Adriana Moreira, porta-voz do tempo

Era uma casa verde, habitada por sete mulheres pretas, num bairro de brancos. Um sobrado antigo na Rua Afonso Celso, nº 1.324, na Vila Mariana, em São Paulo. Tinha muros baixos, duas cercas de madeira e um jardim de margaridas. Nas laterais havia longo e estreito corredor que levava ao quintal — onde despontavam uma roseira, um limoeiro e um pé de pitanga. Nesse quintal idílico, em 1976, encontraremos a menina Adriana Aguiar Moreira, no auge dos seus seis anos de idade, brincando e correndo livre junto às irmãs.

Por Bruno Ribeiro, da Revista Opera

Adriana Moreira (Foto: Rafael Fridymann)

Sua brincadeira preferida era promover campeonatos de dança e de canto. Ela era quem se sobressaía. As outras mulheres da casa — sua mãe, duas tias e uma prima mais velha — não davam muita bola aos dotes artísticos da garota. Não que não se importassem com ela, mas apenas passavam a maior parte do tempo entretidas com os afazeres da casa e os assuntos do mundo adulto, sempre tão cheio de problemas.

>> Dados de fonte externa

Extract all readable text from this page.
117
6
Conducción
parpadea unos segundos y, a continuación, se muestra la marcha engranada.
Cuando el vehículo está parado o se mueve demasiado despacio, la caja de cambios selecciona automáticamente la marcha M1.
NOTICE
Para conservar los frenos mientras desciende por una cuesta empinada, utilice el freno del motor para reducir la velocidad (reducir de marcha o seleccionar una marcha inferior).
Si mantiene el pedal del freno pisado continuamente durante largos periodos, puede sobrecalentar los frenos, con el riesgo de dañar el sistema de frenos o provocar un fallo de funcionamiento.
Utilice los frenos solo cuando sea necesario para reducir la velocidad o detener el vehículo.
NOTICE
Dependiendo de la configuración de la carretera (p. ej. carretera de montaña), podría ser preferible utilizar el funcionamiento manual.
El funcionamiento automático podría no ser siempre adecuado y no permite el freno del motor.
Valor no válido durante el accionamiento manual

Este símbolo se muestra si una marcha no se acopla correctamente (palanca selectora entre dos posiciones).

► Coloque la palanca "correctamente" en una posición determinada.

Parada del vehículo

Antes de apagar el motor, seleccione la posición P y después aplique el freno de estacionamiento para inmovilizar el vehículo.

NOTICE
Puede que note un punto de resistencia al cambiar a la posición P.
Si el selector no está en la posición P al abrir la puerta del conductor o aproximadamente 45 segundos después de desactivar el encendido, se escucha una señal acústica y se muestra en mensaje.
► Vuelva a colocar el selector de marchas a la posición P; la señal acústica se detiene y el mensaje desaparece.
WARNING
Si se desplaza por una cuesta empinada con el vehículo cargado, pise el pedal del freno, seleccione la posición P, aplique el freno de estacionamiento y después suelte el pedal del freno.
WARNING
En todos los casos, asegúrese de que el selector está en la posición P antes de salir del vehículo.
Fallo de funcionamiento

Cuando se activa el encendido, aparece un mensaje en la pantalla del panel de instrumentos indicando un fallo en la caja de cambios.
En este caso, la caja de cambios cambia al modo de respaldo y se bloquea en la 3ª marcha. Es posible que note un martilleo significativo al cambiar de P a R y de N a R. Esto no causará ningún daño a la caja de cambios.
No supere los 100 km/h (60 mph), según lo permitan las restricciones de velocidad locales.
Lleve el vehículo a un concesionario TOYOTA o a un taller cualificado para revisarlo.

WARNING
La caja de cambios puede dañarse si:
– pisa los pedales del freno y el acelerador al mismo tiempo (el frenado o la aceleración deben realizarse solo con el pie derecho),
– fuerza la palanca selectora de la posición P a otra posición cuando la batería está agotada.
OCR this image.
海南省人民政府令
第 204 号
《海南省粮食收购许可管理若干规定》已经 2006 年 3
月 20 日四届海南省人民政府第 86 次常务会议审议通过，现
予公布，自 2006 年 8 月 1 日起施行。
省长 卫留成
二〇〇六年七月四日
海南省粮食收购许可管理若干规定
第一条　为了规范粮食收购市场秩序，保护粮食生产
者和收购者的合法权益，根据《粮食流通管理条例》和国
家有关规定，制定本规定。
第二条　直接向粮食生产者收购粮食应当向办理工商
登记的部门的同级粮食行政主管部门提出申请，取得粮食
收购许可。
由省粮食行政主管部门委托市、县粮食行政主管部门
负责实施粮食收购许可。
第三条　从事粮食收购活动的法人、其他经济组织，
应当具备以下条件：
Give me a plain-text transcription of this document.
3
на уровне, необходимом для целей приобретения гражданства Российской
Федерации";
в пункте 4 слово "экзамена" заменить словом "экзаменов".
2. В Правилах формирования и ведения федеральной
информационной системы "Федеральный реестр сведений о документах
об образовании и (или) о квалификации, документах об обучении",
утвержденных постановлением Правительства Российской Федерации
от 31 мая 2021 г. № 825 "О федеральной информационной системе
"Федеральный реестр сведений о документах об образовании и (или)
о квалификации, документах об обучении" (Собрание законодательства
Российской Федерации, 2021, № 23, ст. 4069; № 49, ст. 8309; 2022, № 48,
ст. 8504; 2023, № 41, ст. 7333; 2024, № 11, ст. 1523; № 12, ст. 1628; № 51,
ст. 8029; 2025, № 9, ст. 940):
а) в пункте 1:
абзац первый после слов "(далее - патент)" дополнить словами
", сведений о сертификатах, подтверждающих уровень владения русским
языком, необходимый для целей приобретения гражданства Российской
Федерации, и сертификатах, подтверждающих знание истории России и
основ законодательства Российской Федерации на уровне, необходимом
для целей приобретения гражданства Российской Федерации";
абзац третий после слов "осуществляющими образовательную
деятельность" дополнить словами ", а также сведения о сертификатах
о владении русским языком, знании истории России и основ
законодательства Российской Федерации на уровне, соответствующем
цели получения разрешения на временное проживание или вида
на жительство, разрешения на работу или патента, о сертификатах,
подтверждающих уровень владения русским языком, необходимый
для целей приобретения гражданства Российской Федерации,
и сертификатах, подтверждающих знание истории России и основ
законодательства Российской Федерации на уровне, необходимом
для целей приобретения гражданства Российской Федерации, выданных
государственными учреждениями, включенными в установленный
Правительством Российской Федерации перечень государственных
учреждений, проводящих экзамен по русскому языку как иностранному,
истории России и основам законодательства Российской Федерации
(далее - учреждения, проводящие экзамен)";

O primeiro a prestar atenção no interesse da garota pela música foi o avô de Adriana, o professor e jornalista Jayme de Aguiar, único homem e provedor da casa. Ficou viúvo muito cedo e trouxe as irmãs — Maria e Matilde — para morar com ele. Enquanto trabalhava fora, as mulheres cuidavam das tarefas práticas do lar e ajudavam a criar a pequena Lucíola, filha de Jayme, que viria ser a mãe de Adriana.

Aos 50 anos recém-completados, Adriana Moreira descreve o avô da seguinte forma: “Ele tinha alma de poeta. Era um preto retinto, muito culto e asseado, que cheirava à loção pós-barba. Nunca o vi sem camisa ou com a roupa amarrotada, estava sempre de terno e gravatinha borboleta. Foi quem me disse pela primeira vez que eu deveria cantar”.